Por seu turno, esta cláusula dispõe o seguinte:
«1 – Através da presente apólice, quando contratada e expressamente mencionada nas Condições Particulares da Apólice, a Seguradora garante a responsabilidade civil imputável ao titular da carta de condução indicada nas referidas condições Particulares, em consequência de acidente de circulação em que intervenha um veiculo por ele conduzido, no exercício da sua actividade profissional, desde que se trate de veiculo do tipo e cilindrada descritos na apólice. Ficam ainda abrangidos os riscos emergentes ou relacionados com a circulação de veículo ou veículos registados em seu nome, quando por ele conduzidos, incluindo o risco de responsabilidade civil inerente à qualidade de condutor» (negrito nosso).
A este respeito, a recorrida alega que o seguro de automobilista ainda não se encontra aprovado. Por isso tal cobertura, a ser contratada, só pode aplicar-se a veículos que não estejam abrangidos pelo regime do seguro obrigatório. É o que consta expressamente da cláusula descrita no n.º 8 da exposição da matéria de facto (definição do seguro de automobilista).
Se assim não fosse tal Condição Especial Seguro de Automobilista seria nula por manifesta e inequivocamente contrária ao regime legal em vigor.
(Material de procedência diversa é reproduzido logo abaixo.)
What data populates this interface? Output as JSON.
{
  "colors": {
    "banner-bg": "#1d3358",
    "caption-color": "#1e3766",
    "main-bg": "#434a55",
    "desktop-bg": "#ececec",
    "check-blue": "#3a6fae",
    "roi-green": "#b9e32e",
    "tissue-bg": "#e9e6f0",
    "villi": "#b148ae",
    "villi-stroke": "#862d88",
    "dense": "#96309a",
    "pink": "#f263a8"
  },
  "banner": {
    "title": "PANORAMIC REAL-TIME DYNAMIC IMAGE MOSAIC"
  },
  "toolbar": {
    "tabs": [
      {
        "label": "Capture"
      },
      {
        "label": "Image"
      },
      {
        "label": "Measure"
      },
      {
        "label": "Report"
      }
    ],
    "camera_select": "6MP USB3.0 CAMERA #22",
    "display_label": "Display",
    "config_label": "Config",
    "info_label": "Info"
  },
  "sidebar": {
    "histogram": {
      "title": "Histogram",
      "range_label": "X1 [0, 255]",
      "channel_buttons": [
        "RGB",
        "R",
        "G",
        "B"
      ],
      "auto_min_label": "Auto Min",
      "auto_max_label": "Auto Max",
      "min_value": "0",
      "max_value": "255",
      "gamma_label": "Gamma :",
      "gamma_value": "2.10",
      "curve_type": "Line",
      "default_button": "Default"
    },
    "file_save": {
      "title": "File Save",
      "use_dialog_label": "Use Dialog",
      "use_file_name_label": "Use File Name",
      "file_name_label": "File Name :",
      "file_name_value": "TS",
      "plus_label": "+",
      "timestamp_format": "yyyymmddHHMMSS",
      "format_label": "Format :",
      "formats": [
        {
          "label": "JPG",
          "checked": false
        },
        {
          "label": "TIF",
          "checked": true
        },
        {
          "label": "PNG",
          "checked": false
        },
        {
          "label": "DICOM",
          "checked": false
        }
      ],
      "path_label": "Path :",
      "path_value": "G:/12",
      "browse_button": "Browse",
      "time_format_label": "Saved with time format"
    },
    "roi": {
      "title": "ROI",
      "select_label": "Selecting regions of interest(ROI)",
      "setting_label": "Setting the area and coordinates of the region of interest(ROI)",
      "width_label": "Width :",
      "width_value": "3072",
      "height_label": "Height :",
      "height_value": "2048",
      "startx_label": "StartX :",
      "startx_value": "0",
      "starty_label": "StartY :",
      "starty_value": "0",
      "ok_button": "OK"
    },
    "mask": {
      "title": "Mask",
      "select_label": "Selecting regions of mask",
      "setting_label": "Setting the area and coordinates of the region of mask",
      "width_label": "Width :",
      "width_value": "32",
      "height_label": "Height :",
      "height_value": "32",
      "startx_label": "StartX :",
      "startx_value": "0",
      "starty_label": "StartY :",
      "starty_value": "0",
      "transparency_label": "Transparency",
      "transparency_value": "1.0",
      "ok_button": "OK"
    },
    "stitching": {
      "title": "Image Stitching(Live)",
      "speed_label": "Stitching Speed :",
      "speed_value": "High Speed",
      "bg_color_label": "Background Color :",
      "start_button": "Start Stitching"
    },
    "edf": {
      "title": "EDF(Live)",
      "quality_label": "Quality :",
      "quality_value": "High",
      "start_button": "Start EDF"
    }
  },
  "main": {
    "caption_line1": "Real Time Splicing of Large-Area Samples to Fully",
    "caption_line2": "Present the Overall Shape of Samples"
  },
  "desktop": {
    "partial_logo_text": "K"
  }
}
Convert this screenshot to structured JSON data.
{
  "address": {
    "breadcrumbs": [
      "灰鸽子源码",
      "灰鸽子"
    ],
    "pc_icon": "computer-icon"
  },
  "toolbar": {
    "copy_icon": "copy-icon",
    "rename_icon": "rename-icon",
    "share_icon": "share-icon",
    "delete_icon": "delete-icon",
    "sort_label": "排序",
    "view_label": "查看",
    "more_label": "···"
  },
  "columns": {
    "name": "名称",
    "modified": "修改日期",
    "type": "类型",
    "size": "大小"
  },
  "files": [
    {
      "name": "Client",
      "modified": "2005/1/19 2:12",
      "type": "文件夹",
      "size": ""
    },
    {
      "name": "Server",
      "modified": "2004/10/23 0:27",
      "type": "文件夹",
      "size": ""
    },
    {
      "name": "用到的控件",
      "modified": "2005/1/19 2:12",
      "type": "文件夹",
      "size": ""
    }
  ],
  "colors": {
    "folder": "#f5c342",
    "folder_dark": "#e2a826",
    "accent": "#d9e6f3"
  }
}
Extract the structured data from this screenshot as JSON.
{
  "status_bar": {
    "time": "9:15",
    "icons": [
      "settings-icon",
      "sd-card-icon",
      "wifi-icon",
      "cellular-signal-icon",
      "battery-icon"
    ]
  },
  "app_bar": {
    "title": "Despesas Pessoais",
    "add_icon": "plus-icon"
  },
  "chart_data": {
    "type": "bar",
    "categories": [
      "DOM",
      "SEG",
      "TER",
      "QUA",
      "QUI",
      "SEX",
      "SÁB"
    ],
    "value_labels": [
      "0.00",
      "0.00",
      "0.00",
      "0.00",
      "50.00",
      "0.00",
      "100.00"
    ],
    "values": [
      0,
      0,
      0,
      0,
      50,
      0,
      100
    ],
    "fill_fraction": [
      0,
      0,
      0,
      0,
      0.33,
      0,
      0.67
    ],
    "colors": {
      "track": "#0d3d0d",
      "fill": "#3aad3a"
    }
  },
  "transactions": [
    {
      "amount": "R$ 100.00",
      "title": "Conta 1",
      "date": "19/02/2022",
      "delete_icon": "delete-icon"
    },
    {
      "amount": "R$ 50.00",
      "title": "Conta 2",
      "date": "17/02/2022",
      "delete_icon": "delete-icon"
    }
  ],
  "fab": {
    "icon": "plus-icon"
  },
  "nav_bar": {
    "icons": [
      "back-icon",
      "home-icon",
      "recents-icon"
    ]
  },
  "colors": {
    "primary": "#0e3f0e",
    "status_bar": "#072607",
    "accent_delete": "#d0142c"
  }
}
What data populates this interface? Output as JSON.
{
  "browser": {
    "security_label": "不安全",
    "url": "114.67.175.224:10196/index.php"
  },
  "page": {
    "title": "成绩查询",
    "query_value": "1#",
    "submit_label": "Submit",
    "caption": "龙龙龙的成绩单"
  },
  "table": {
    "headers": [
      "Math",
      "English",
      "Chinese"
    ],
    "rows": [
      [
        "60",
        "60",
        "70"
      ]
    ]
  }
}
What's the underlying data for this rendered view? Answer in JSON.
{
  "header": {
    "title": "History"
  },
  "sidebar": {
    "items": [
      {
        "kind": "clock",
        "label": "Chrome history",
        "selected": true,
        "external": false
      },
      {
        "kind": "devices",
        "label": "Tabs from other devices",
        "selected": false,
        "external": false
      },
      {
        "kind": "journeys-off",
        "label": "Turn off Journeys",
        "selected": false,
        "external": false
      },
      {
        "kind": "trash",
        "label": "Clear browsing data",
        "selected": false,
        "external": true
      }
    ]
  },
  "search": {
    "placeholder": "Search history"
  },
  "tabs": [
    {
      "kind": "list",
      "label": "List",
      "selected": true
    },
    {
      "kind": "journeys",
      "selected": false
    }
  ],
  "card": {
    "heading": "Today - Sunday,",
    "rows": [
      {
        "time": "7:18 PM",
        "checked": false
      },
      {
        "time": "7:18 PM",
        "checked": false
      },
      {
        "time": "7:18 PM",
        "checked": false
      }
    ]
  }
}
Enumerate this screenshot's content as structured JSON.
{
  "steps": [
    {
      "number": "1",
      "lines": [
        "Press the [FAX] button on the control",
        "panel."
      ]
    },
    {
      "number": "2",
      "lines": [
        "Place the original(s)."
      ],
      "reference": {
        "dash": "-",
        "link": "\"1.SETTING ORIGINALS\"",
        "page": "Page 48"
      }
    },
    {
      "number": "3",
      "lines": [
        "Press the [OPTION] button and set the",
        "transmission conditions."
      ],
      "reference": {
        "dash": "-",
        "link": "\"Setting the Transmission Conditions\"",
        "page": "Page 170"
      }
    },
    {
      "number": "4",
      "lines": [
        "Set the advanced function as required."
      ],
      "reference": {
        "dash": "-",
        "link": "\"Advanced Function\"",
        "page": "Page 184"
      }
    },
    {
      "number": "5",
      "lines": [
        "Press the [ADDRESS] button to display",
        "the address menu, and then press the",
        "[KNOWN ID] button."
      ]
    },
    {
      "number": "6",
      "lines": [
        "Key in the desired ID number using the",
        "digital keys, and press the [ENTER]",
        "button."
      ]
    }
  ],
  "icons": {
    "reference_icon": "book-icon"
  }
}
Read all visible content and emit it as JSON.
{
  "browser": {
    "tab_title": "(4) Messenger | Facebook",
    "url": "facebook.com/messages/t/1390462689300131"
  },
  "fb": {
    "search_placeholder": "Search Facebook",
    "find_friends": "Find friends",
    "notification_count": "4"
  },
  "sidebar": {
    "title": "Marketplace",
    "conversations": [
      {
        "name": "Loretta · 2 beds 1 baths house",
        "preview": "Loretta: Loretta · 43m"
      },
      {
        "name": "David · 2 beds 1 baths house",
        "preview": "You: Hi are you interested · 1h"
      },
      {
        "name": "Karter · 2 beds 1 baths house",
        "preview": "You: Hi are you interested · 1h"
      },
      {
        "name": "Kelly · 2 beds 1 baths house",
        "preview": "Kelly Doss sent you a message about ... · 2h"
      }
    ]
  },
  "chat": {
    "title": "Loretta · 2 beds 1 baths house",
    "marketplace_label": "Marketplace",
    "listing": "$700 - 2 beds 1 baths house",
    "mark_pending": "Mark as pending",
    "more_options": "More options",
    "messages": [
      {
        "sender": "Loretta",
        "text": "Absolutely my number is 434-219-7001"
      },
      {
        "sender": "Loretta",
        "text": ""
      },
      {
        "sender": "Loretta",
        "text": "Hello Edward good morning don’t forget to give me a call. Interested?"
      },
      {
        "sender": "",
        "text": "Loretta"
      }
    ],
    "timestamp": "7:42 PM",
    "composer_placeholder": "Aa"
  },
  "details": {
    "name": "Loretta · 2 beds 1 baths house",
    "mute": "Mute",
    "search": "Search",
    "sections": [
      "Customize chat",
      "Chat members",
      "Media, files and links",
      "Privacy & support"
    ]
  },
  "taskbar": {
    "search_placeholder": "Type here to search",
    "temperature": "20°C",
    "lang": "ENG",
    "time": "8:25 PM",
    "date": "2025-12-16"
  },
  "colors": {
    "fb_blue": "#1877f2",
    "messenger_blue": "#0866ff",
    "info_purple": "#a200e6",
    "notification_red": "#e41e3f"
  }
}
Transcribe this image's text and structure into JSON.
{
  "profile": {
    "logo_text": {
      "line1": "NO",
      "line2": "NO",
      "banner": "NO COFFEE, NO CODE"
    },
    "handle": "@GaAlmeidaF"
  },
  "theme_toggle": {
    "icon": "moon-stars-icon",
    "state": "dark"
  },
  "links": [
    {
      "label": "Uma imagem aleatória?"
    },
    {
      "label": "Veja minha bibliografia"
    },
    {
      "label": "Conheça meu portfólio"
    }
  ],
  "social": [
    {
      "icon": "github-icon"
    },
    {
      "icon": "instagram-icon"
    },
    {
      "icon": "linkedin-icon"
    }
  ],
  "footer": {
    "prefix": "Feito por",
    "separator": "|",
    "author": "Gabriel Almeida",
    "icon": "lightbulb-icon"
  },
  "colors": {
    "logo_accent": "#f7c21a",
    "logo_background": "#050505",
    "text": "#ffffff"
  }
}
A afirmação da não aprovação do regime de seguro de automobilista não é certa. O art.º 6.º, n.º 4, do Decreto-Lei n.º 291/2007, limita-se a reproduzir o que já constava do diploma de 1985, no art.º 2.º, n.º 4, ou seja, não é nada de novo nem significa que tal regime nunca tenha sido aprovada (existe, por exemplo, uma Norma n.º 35/1979 sobre o assunto). Por outro lado, também existe a Norma Regulamentar n.º 4/2008 do Instituto de Seguros de Portugal [agora chamado, por força do Decreto-Lei n.º 1/2015, Autoridade de Supervisão de Seguros e Fundos de Pensões (ASF)] que tem por objecto o conteúdo do certificado provisório e do certificado de responsabilidade civil relativos aos seguros de garagista e de automobilista. Embora se não tenha encontrado aquela Norma n.º 35/1979, não podemos deixar de notar que o seguro de automobilista existe e tanto assim que foram definidos o conteúdo do respectivo certificado provisório.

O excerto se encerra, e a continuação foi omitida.